Remove the legal obstacles that slow the creation of high-deductible health insurance plans and health savings accounts (HSAs). The combination of high-deductible health insurance and HSAs is one solution that could solve many of our health-care problems. For example, Whole Foods Market pays 100% of the premiums for all our team members who work 30 hours or more per week (about 89% of all team members) for our high-deductible health-insurance plan. We also provide up to $1,800 per year in additional health-care dollars through deposits into employees' Personal Wellness Accounts to spend as they choose on their own health and wellness.

Money not spent in one year rolls over to the next and grows over time. Our team members therefore spend their own health-care dollars until the annual deductible is covered (about $2,500) and the insurance plan kicks in. This creates incentives to spend the first $2,500 more carefully. Our plan's costs are much lower than typical health insurance, while providing a very high degree of worker satisfaction.

Equalize the tax laws so that that employer-provided health insurance and individually owned health insurance have the same tax benefits. Now employer health insurance benefits are fully tax deductible, but individual health insurance is not. This is unfair.

Repeal all state laws which prevent insurance companies from competing across state lines. We should all have the legal right to purchase health insurance from any insurance company in any state and we should be able use that insurance wherever we live.
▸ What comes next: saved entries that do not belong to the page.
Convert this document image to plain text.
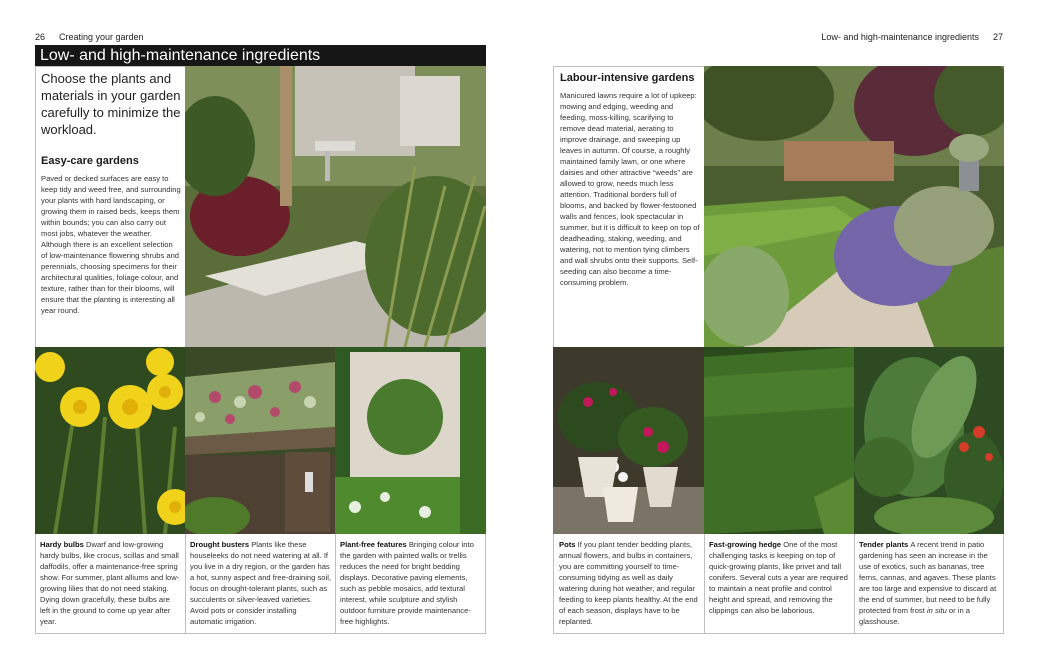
26 Creating your garden	Low- and high-maintenance ingredients 27
Low- and high-maintenance ingredients
Choose the plants and materials in your garden carefully to minimize the workload.
Easy-care gardens
Paved or decked surfaces are easy to keep tidy and weed free, and surrounding your plants with hard landscaping, or growing them in raised beds, keeps them within bounds; you can also carry out most jobs, whatever the weather. Although there is an excellent selection of low-maintenance flowering shrubs and perennials, choosing specimens for their architectural qualities, foliage colour, and texture, rather than for their blooms, will ensure that the planting is interesting all year round.
Labour-intensive gardens
Manicured lawns require a lot of upkeep: mowing and edging, weeding and feeding, moss-killing, scarifying to remove dead material, aerating to improve drainage, and sweeping up leaves in autumn. Of course, a roughly maintained family lawn, or one where daisies and other attractive “weeds” are allowed to grow, needs much less attention. Traditional borders full of blooms, and backed by flower-festooned walls and fences, look spectacular in summer, but it is difficult to keep on top of deadheading, staking, weeding, and watering, not to mention tying climbers and wall shrubs onto their supports. Self-seeding can also become a time-consuming problem.
Hardy bulbs Dwarf and low-growing hardy bulbs, like crocus, scillas and small daffodils, offer a maintenance-free spring show. For summer, plant alliums and low-growing lilies that do not need staking. Dying down gracefully, these bulbs are left in the ground to come up year after year.
Drought busters Plants like these houseleeks do not need watering at all. If you live in a dry region, or the garden has a hot, sunny aspect and free-draining soil, focus on drought-tolerant plants, such as succulents or silver-leaved varieties. Avoid pots or consider installing automatic irrigation.
Plant-free features Bringing colour into the garden with painted walls or trellis reduces the need for bright bedding displays. Decorative paving elements, such as pebble mosaics, add textural interest, while sculpture and stylish outdoor furniture provide maintenance-free highlights.
Pots If you plant tender bedding plants, annual flowers, and bulbs in containers, you are committing yourself to time-consuming tidying as well as daily watering during hot weather, and regular feeding to keep plants healthy. At the end of each season, displays have to be replanted.
Fast-growing hedge One of the most challenging tasks is keeping on top of quick-growing plants, like privet and tall conifers. Several cuts a year are required to maintain a neat profile and control height and spread, and removing the clippings can also be laborious.
Tender plants A recent trend in patio gardening has seen an increase in the use of exotics, such as bananas, tree ferns, cannas, and agaves. These plants are too large and expensive to discard at the end of summer, but need to be fully protected from frost in situ or in a glasshouse.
Health insurance should be portable.

Many of Mackey's recommendations will be familiar to readers of Reason's past health care coverage, including Science Correspondent Ron Bailey's most recent manifesto.

As someone who h-a-t-e-s the health care system, I've never understood why de-linking insurance from employment isn't a central part of every serious crack at reform, given that a preponderance of analysts on all sides of the debate agree that the post-war linkage of health benefits to the workplace is one of the system's Original Sins.

To relate one of those "personal stories" Team Obama seems to value so highly, I left my previous job on a Friday, and started the new one on a Monday, with yards of paperwork filed in advance, in a desperate attempt to maintain my health coverage and not get sucked into a Cobra nightmare. The result? Something like six or seven weeks of…a Cobra nightmare! One that coincided with A) my wife discovering she was pregnant, and B) us moving across the country. I am still sorting through the paperwork and quintuply-filed bills on that fiasco, and the cost difference between what I paid for and what I would have paid fr had we maintained a portable, individualized plan (keep in mind that my current and previous employer use the same health care provider), was at least in the high four figures. Is that the "status quo" I want protected? Hell no, it's not.

And for those of you wiseacres who tell me it's my own damned fault for not shelling out coin for my own insurance, know this: California isn't exactly crawling with insurance companies offering people deals. Though I'm healthy, during my long-suffering freelance journalism career I was turned down for health insurance by both Kaiser and Blue Cross, and the one company that finally let me give them money refused to cover any childbirthin', then jacked up my premiums by more than 50 percent after Year 1. How much of that lack of competition is a result of individual state regulation and an inability to cross state lines? I don't know. But common sense suggests that such restrictions certainly don't produce more choice.

I would be open to supporting a reform package that treats individual existence on equal footing as full-time employment, while removing barriers to competition for those individual consumers. Health care security, and general availability, after all, are part of the core problems we're trying to solve here, right? Unfortunately, things don't seem to be headed in that direction.